Don’t Call Clock When Not in a Hand

Some people seem to deliberate forever, and during tournaments blinds and antes go up as time passes, so there is a natural tendency to want the action to move quickly. But actually calling the clock on a player, especially when you are not in the hand, takes a lot of chutzpah and very little regard for appropriate table conduct.

On Day 7 of the 2008 Main Event, Scott Montgomery re-reraised Paul Snead all-in on the flop. Snead, holding top pair with a weak kicker, tanked.

The TV airing of the hand showed a few minutes, but those at the scene claim he was pondering his decision – which was for 80% of his stack with 21 players left – for possibly as long as 15 minutes. Then Tiffany Michelle called the clock, saying, “Honey, I’m short and time’s running, and you’ve been taking a long time.”

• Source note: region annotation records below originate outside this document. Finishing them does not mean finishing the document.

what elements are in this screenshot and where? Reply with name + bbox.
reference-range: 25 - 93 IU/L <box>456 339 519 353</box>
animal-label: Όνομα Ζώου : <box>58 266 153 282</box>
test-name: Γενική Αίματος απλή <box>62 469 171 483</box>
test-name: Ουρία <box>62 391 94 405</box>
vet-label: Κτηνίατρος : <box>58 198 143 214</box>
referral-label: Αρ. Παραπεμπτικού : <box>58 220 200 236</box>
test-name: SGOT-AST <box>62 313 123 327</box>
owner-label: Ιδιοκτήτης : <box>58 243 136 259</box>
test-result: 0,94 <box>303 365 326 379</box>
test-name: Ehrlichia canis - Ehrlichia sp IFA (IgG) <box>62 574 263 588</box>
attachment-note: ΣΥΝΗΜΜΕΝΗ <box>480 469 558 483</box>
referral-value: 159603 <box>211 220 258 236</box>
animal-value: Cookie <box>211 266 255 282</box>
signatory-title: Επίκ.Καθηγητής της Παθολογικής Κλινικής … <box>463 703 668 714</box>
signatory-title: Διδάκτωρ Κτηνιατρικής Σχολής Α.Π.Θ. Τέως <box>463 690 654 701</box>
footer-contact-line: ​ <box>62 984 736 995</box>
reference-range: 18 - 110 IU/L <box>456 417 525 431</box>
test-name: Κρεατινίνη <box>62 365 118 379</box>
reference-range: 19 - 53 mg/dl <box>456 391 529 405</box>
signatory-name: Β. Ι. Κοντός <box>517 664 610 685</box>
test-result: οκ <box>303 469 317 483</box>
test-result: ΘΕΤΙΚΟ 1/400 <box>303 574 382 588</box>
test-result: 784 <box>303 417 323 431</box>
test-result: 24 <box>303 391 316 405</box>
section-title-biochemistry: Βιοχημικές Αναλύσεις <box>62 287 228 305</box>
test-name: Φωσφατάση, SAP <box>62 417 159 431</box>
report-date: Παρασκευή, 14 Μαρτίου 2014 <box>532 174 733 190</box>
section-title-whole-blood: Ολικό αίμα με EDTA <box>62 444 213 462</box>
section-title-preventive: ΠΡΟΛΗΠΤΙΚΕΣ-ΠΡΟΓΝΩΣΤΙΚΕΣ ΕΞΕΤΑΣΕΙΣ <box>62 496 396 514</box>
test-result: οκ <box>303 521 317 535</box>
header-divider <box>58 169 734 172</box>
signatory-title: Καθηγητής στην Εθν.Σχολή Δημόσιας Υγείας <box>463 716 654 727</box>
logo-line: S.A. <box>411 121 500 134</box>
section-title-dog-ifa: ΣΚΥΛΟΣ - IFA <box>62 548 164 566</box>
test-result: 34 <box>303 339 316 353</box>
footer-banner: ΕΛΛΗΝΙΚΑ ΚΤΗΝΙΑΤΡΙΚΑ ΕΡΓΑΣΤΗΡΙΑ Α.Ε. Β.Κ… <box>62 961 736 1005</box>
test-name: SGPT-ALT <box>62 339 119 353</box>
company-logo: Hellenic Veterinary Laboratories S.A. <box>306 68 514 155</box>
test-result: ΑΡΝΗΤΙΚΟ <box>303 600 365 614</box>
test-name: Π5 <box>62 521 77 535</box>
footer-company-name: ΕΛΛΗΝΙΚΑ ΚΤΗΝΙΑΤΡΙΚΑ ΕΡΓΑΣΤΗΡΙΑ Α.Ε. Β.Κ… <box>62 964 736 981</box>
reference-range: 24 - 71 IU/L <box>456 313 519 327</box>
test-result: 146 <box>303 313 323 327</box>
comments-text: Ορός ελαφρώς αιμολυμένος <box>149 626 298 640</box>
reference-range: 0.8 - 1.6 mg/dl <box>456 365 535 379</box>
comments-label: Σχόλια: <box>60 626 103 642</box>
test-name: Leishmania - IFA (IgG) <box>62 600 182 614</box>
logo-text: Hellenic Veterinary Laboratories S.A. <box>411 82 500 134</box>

With seconds to go, Snead made the call, and was then famously rivered by a two-outer which cost him nearly all his stack.

Although Michelle was within her rights, she was not technically short-stacked, and she was not in the hand.  Calling the clock on Snead was definitely, as Craig Marquis suggested at the time, “not cool.”

Slow-Rolling

Slow-rolling is when a player clearly has the best hand but takes an unusually long time revealing it when asked to declare. Often it is a judgment call as to how long is too long to act when you have the nuts. But one example occurred during the 2008 World Poker Open at Tunica, Miss.

Ten-handed, playing down to the final table of nine, Brett Faustman was up against Men “The Master” Nguyen. With the board reading J-T-3-2-Q, Faustman pushed all-in. Nguyen called and Faustman turned over ace-king for the nut straight.

Nguyen did not move, react or say anything, and the crowd started applauding, as they thought Faustman had won and the final table was set.

But Nguyen was not out. He said, “You don’t think I’ve got a hand that can beat that hand?”

Only then did he turn over his cards to show his own ace-king. It was a chopped pot. But karma was kind to Faustman: he went on to win the tournament.

Refusing to Show Your Called Winning Hand

In Season 3 of Poker After Dark, Phil Hellmuth was heads-up against Jean-Robert Bellande, 8-7 versus 9-8. After the river, the board read 6-Q-9-A-A. Hellmuth bet out $1,500 with just eight-high.

Jean Robert Bellande

Hindsight is 20/20.

After some thinking, Bellande called. Phil said, “You got it; good call,” but Bellande refused to show his hand.  So did Hellmuth.

Bellande claimed he did not have to show his, that Phil should throw his cards in the muck and Bellande take the pot without showing his hand.

Hellmuth, while acknowledging that under the rules it was his duty to turn his cards over first, said it was not a question of the rules; it was “proper poker etiquette to show your hand.”

Everyone else at the table agreed it was poor etiquette on Bellande’s part to refuse to show his winning hand simply because he did not want the other players to know what he was playing. And in the director’s cut of the show, Bellande admitted in retrospect he was probably wrong.

It is both the rule, and common courtesy: you want to take the pot on a called hand, you’re going to have to show the winner.

Timing is Everything in Poker Etiquette

Poker etiquette is not intended to take all the fun and character out of poker. Indeed, boorish behavior is sometimes an effective strategy to put a player on tilt or to get under their skin.

But there are some things that have come to be regarded as inappropriate, even in a game that relies so much on psychological warfare.